Loophole allows visits

The Lykes family had amassed considerable holdings in Cuba before Fidel Castro took power in 1959. They had shipped cattle to Cuba since the 19th century and eventually owned ranches and the largest meat-processing plant on the island.

The revolutionary government confiscated the family holdings, several million dollars' worth, as it did with other foreign firms.

Despite that, Wright says he feels no rancor toward the regime. In fact, given his experience in China, he says he has long opposed the embargo and other punitive measures against Cuba.

When the embargo exceptions became law in 2000, he started immediately to resuscitate the old relationship, with hopes of shipping cattle to the island out of Tampa.

He found other Florida cattlemen who were interested in the Cuban market, like Adams and Strickland, whose families also raised cattle that had been shipped to Cuba before the revolution.

"We were invited to go to Cuba, saddle up and make friends," Wright says. "We are following the economic footsteps of our ancestors and renewing the friendships between here and Cuba."

Along the way, they also have delivered some of the benefits of modern cattle breeding that Cuban ranchers, largely cut off from technological advances since 1960, had heard about but had not been able to access.

Breeding animals sent to Cuba have been developed with the help of DNA engineering. They are made to be raised in the tropics: breeds with short hair that don't lose great amounts of weight in the heat. Better animal feeds and veterinary practices are also part of the new know-how.
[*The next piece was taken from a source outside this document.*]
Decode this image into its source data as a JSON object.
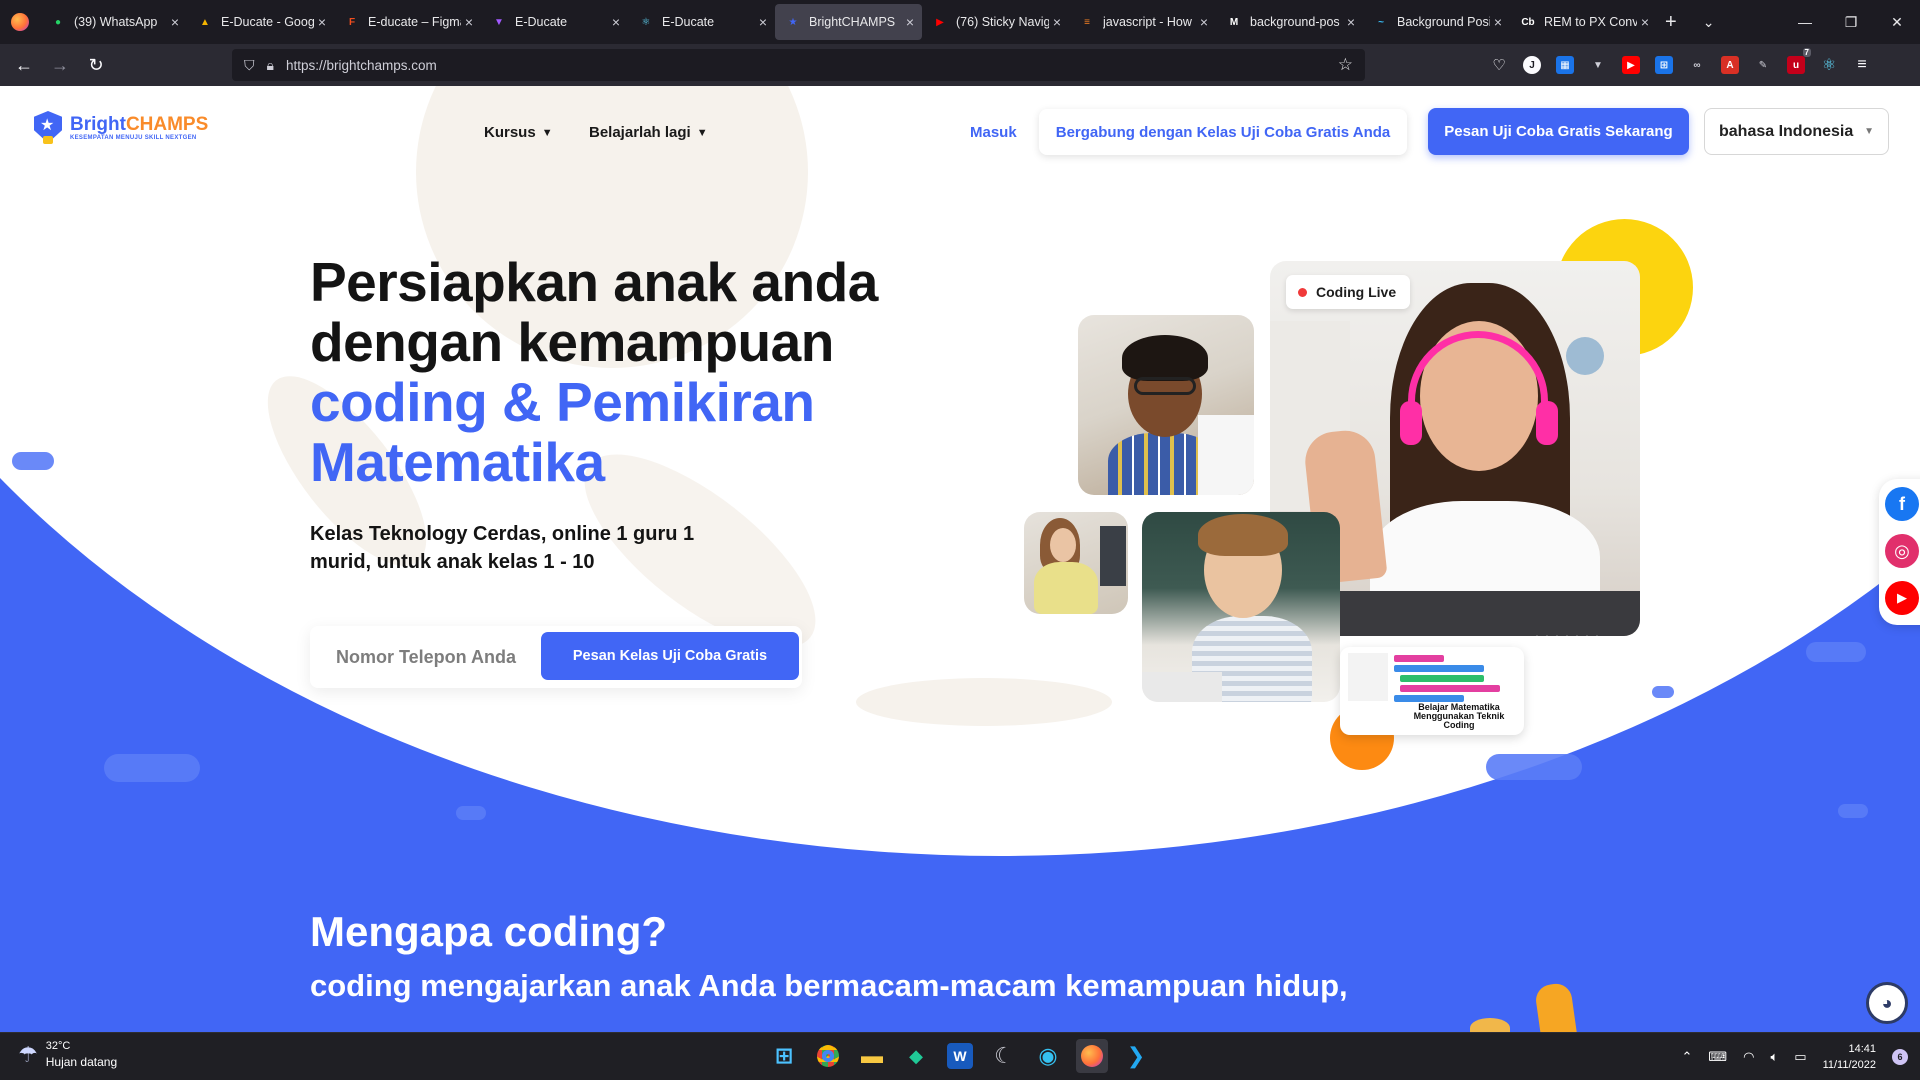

Professors from the University of Florida Department of Animal Sciences have traveled to Cuba to share what they know.

The Florida cattlemen want to sell more cattle to Cuba, and some would even consider partnerships with Cuban cattlemen once the embargo is lifted.

Their visions go beyond Cuba. Adams says that outside the tropics, most cattle breeders have "maxed out" on how many cattle they can graze in their location. The tropics are the next big source of meat for the world, and the breeds that he and other Florida ranchers have developed are the vehicles, he says.
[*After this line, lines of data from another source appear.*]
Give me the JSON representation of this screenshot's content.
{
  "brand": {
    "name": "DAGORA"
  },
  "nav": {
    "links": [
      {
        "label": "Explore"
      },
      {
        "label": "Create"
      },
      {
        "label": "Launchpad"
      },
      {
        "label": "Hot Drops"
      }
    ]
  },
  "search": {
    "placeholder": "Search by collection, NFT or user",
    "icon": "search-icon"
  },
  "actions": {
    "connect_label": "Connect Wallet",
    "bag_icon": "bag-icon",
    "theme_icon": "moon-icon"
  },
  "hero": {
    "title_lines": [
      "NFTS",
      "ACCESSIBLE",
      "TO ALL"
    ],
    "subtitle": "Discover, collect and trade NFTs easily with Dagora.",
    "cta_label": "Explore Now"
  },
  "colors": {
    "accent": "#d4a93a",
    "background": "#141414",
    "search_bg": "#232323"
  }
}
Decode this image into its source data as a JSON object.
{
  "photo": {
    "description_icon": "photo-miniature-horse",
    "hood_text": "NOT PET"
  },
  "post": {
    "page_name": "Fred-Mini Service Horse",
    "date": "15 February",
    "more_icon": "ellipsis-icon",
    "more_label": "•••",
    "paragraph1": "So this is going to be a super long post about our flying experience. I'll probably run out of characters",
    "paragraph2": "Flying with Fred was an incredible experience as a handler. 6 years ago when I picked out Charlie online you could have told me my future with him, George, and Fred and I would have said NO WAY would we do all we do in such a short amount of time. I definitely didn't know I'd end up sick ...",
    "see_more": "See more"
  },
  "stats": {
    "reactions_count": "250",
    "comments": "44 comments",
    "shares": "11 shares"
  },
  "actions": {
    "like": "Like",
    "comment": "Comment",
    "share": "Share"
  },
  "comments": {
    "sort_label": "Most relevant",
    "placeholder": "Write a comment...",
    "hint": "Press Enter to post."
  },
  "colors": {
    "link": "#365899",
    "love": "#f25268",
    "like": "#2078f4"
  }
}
"The new breeds we are working will do well in places like Africa, warmer parts of Latin America, etc.," Adams says.

Cuba, only 90 miles away, is a convenient place for Florida cattlemen to start making that work. In 1960, the island had 6 million head of cattle for 6 million people. Today it has 2 million head for about 12 million people, Wright says.

"When Castro came in, he said, 'Before only the rich people ate beef. Now everybody eats beef,' " Adams says. "They ate up all their cattle. Everybody ate beef for a year, and nobody has eaten beef since."
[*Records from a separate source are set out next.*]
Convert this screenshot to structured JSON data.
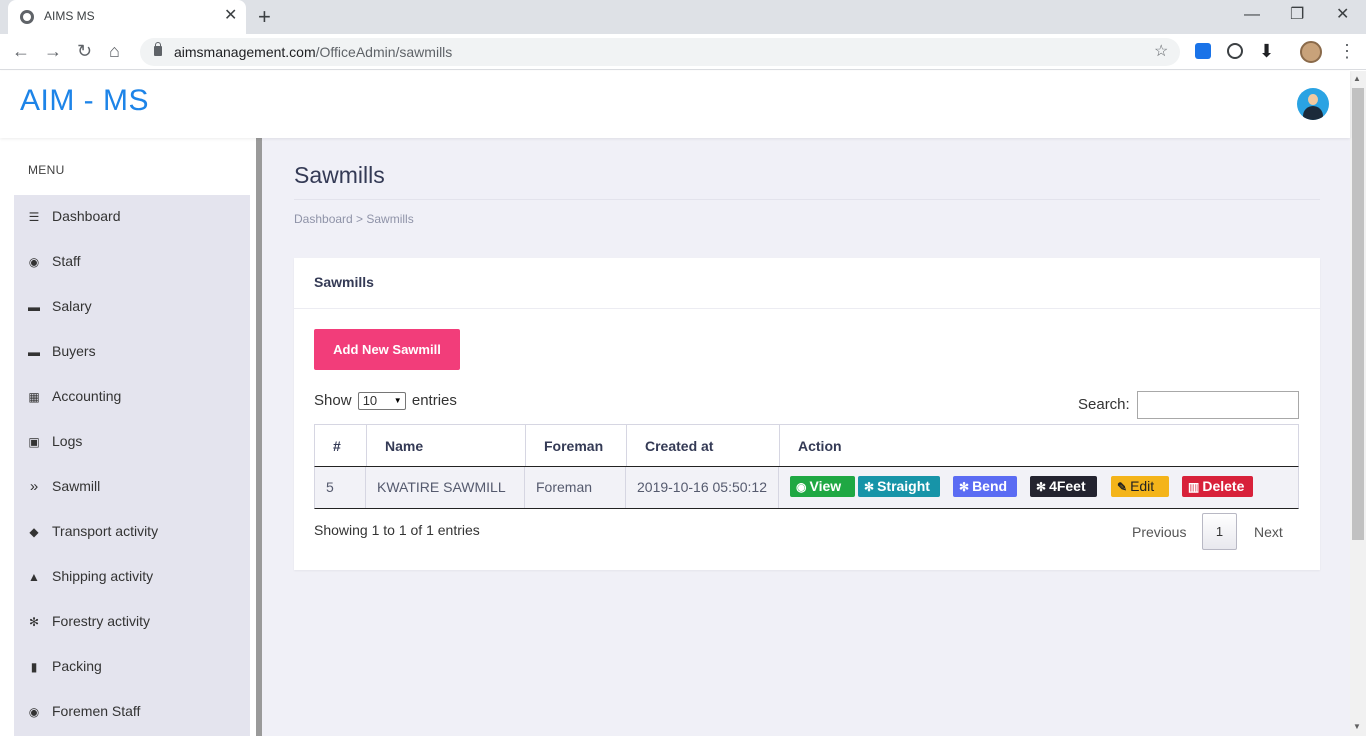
{
  "browser": {
    "tab_title": "AIMS MS",
    "tab_close": "✕",
    "new_tab": "+",
    "url_host": "aimsmanagement.com",
    "url_path": "/OfficeAdmin/sawmills",
    "minimize": "—",
    "restore": "❐",
    "close": "✕"
  },
  "app": {
    "logo": "AIM - MS"
  },
  "sidebar": {
    "menu_label": "MENU",
    "items": [
      {
        "label": "Dashboard",
        "icon": "menu-icon",
        "glyph": "☰"
      },
      {
        "label": "Staff",
        "icon": "user-icon",
        "glyph": "◉"
      },
      {
        "label": "Salary",
        "icon": "money-icon",
        "glyph": "▬"
      },
      {
        "label": "Buyers",
        "icon": "money-icon",
        "glyph": "▬"
      },
      {
        "label": "Accounting",
        "icon": "calendar-icon",
        "glyph": "▦"
      },
      {
        "label": "Logs",
        "icon": "image-icon",
        "glyph": "▣"
      },
      {
        "label": "Sawmill",
        "icon": "double-chevron-icon",
        "glyph": "»"
      },
      {
        "label": "Transport activity",
        "icon": "car-icon",
        "glyph": "◆"
      },
      {
        "label": "Shipping activity",
        "icon": "ship-icon",
        "glyph": "▲"
      },
      {
        "label": "Forestry activity",
        "icon": "snowflake-icon",
        "glyph": "✻"
      },
      {
        "label": "Packing",
        "icon": "suitcase-icon",
        "glyph": "▮"
      },
      {
        "label": "Foremen Staff",
        "icon": "user-icon",
        "glyph": "◉"
      }
    ]
  },
  "page": {
    "title": "Sawmills",
    "breadcrumb": "Dashboard > Sawmills"
  },
  "card": {
    "title": "Sawmills",
    "add_button": "Add New Sawmill",
    "show_label": "Show",
    "show_value": "10",
    "entries_label": "entries",
    "search_label": "Search:",
    "search_value": "",
    "columns": [
      "#",
      "Name",
      "Foreman",
      "Created at",
      "Action"
    ],
    "rows": [
      {
        "id": "5",
        "name": "KWATIRE SAWMILL",
        "foreman": "Foreman",
        "created_at": "2019-10-16 05:50:12"
      }
    ],
    "actions": [
      {
        "label": "View",
        "icon": "eye-icon",
        "glyph": "◉",
        "color": "#1fa843"
      },
      {
        "label": "Straight",
        "icon": "gear-icon",
        "glyph": "✻",
        "color": "#1794a8"
      },
      {
        "label": "Bend",
        "icon": "gear-icon",
        "glyph": "✻",
        "color": "#5b6cf3"
      },
      {
        "label": "4Feet",
        "icon": "gear-icon",
        "glyph": "✻",
        "color": "#23232f"
      },
      {
        "label": "Edit",
        "icon": "edit-icon",
        "glyph": "✎",
        "color": "#f4b41a"
      },
      {
        "label": "Delete",
        "icon": "trash-icon",
        "glyph": "▥",
        "color": "#d8213a"
      }
    ],
    "info": "Showing 1 to 1 of 1 entries",
    "pagination": {
      "previous": "Previous",
      "current": "1",
      "next": "Next"
    }
  },
  "colors": {
    "brand": "#1d84e8",
    "add_button": "#f23d7a",
    "content_bg": "#f0f0f7",
    "menu_bg": "#e4e4ee"
  }
}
Critics of the communist government say Cuban agricultural officials compounded the problem by importing cattle that were wrong for the climate and by mismanaging ranches.

"Cuba has food, but it's all low-protein," Adams says. "Cuba has excellent pastureland and could be a big producer of high-protein beef for its people. Apart from doing business, this is an opportunity to do some good."

So far, Adams, Wright and others have provided about two dozen breeding animals. Another 275 are in the pipeline, and hundreds more have been shipped from other U.S. states. Wright also has helped the Cubans purchase more than 400 American dairy cows to increase the island's milk supply.

They are small steps toward renewing a business relationship with Cuba.

Adams recognizes that economic models would have to change in the Cuban cattle industry for any American rancher to do serious business there.

"Government people don't know how to run a farm," he says. "One thing is employment. We run this ranch with 10 people, and they would use 1,000."

None of the ranchers is trying to change the world overnight.

Adams says that for the moment they are satisfied to renew an old relationship with Cuba and start to bridge the bitter political divide.

"It's like moving a herd of cattle from one place to another. You move a herd real easy. You don't wanna spook 'em."